The 19th International Guitar Festival is tuning up to strum July 2- 10, 2011 in Mottola, Italy. That includes a masters class and competition for young guitarists in three age groups, born from 1991 to 1999. A related question: Could the late, eminent American guitarist, Tony Mottola, have his roots in that town of 1,575 mottolisi families in the southern province of Taranto? The guitarist's son and namesake says no. "My father was aware of the festival and the idea amused him," Tony Mottola, the Jersey Jazz editor, tells me, "but there is no connection to our family name as far as I know. My Italian relatives were from the Naples area, at about the same latitude, but Naples is on the east coast and Mottola is close to the west coast." The festival draws hundreds of dedicated guitarists from the world over.

New Life for old jazz videos is offered for DVD players worldwide, thanks to an initiative by Danish Radio. "In jazz circles, it is definitely not forgotten that many great jazz musicians performed in Denmark 30 to 40 years ago," says Charlotte Gry Madsen, of DR International Sales. She named, among others, Bill Evans, videotaped at Louisiana Museum in Humlebæk in 1975; videos of Oscar Peterson from 1964 and of Sonny Rollins from Danish jazz festivals in 1965 and 1968. The DVDs are produced as part of their "Jazz Icons" series by a California firm, Reelin in The Years, which earlier had purchased videos of Dizzy Gillespie and Thelonius Monk from the DR archives. "These are rare recordings of high quality, and therefore we have people regularly asking about them," says Madsen. More info: [email protected].

Dan Block, veteran tenor saxophonist and clarinetist, got a warm endorsement from his tenor and flutist friend, Frank Wess, on the liner of his new CD, From His World to Mine, Dan Block Plays the Music of Duke Ellington.Dan told me how the tenor men met.

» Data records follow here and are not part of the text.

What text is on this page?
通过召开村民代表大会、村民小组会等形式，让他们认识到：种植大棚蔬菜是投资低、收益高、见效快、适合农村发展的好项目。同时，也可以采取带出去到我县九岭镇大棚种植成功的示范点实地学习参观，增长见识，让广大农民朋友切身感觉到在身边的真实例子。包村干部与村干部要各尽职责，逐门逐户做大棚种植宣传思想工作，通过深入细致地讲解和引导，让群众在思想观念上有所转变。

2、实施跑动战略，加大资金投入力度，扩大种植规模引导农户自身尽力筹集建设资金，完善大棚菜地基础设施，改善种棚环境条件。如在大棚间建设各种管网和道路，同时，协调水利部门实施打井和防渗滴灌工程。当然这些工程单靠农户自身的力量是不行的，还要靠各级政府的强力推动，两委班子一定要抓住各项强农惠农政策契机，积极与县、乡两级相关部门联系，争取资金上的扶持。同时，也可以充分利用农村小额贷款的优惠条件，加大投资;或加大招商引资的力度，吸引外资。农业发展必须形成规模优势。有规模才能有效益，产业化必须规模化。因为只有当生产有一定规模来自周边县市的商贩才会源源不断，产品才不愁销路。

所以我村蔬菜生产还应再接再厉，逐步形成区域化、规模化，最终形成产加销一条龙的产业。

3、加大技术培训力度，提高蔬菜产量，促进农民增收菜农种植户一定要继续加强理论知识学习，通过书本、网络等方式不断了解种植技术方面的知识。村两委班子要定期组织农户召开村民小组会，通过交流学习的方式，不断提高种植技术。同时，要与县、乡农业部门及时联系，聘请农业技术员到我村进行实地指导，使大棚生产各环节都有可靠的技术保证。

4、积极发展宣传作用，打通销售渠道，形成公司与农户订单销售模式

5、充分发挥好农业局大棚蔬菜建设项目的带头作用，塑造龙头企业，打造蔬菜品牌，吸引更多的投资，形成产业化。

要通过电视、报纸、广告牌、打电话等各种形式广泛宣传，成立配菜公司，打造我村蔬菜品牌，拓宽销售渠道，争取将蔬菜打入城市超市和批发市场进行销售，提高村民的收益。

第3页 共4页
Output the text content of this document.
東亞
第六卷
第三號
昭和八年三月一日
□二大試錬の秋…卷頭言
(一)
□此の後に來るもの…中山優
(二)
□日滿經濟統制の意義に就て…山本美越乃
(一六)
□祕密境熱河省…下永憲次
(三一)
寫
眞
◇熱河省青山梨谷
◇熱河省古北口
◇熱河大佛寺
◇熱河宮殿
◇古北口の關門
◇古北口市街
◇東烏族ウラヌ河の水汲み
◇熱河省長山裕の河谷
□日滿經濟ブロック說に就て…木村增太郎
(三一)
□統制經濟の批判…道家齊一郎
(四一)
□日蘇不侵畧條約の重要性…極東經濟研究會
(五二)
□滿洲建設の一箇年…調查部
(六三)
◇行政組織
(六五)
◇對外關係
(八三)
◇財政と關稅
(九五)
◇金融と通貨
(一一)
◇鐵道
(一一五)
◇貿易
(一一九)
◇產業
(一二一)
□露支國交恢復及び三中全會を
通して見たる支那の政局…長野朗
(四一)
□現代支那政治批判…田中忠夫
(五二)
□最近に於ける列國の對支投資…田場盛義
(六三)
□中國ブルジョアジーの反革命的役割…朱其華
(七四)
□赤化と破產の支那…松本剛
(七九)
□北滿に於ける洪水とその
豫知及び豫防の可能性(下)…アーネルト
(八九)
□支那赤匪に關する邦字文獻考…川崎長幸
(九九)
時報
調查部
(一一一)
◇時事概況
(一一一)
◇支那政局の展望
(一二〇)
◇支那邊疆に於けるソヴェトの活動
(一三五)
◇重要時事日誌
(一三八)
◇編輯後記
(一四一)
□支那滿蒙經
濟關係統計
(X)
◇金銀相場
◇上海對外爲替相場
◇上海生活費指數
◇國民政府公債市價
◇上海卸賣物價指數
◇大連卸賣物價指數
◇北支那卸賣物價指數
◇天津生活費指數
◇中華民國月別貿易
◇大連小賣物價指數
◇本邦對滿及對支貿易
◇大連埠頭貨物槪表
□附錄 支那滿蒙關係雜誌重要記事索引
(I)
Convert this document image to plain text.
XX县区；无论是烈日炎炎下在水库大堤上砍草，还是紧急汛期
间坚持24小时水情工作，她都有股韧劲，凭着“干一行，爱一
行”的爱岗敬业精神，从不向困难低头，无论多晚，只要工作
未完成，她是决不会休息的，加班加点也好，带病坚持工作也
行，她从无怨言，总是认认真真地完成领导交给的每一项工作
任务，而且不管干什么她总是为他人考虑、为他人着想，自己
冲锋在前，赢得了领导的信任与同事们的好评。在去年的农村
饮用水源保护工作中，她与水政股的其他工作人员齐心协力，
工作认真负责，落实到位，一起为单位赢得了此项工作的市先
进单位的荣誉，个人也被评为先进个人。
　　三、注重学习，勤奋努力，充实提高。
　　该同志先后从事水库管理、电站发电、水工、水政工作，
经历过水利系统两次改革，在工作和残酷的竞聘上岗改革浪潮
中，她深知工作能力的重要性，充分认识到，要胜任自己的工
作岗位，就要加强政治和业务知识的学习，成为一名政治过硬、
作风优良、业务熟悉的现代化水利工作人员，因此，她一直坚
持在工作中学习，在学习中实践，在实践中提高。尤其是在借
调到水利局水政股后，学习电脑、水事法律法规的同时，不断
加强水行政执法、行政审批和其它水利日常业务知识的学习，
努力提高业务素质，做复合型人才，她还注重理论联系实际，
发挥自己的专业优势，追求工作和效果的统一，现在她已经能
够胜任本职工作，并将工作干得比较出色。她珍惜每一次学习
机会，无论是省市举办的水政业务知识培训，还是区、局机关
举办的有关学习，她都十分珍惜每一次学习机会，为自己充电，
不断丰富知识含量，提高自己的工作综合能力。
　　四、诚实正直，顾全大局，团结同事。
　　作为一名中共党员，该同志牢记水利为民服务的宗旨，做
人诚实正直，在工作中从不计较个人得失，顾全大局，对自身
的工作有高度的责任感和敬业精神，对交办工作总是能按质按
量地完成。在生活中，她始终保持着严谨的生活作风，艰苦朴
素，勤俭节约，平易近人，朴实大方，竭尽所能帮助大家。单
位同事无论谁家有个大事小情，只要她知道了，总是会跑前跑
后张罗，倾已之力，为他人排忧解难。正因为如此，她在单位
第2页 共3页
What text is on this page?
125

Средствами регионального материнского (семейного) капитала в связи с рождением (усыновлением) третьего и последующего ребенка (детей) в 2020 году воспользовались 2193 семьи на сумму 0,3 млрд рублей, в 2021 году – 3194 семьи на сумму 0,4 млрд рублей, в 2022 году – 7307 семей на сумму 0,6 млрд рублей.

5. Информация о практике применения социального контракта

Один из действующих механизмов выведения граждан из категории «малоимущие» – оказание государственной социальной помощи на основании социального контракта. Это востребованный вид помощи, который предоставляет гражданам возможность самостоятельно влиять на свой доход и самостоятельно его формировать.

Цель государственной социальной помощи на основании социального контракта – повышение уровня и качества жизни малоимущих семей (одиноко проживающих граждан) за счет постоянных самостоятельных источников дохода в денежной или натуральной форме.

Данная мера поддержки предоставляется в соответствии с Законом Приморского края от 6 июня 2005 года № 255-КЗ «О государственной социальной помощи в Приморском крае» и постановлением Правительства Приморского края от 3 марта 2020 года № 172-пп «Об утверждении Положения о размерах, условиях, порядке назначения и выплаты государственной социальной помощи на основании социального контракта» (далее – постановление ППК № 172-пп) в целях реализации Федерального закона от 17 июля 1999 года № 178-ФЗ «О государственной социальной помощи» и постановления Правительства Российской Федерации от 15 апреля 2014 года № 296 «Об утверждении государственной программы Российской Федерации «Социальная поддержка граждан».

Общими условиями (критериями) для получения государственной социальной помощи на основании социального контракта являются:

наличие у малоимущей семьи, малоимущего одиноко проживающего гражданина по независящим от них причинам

In the late 1990s, he had a steady Monday nightgig with alto saxophonist Joe Cohn, at the Zuni on West 43rd St., Manhattan. "Frank was there just about every week, so I played with him a lot. When Jerry Dodgion formed his sax section band called The Joy of Sax, Frank and I were the two tenors. We did a CD, which is out there in circulation (it's called The Joy of Sax) and two different weeks at the Village Vanguard. I've also played with his nonet a bit at Dizzy's club, though as a sub, both for Ted Nash and Scott Robinson."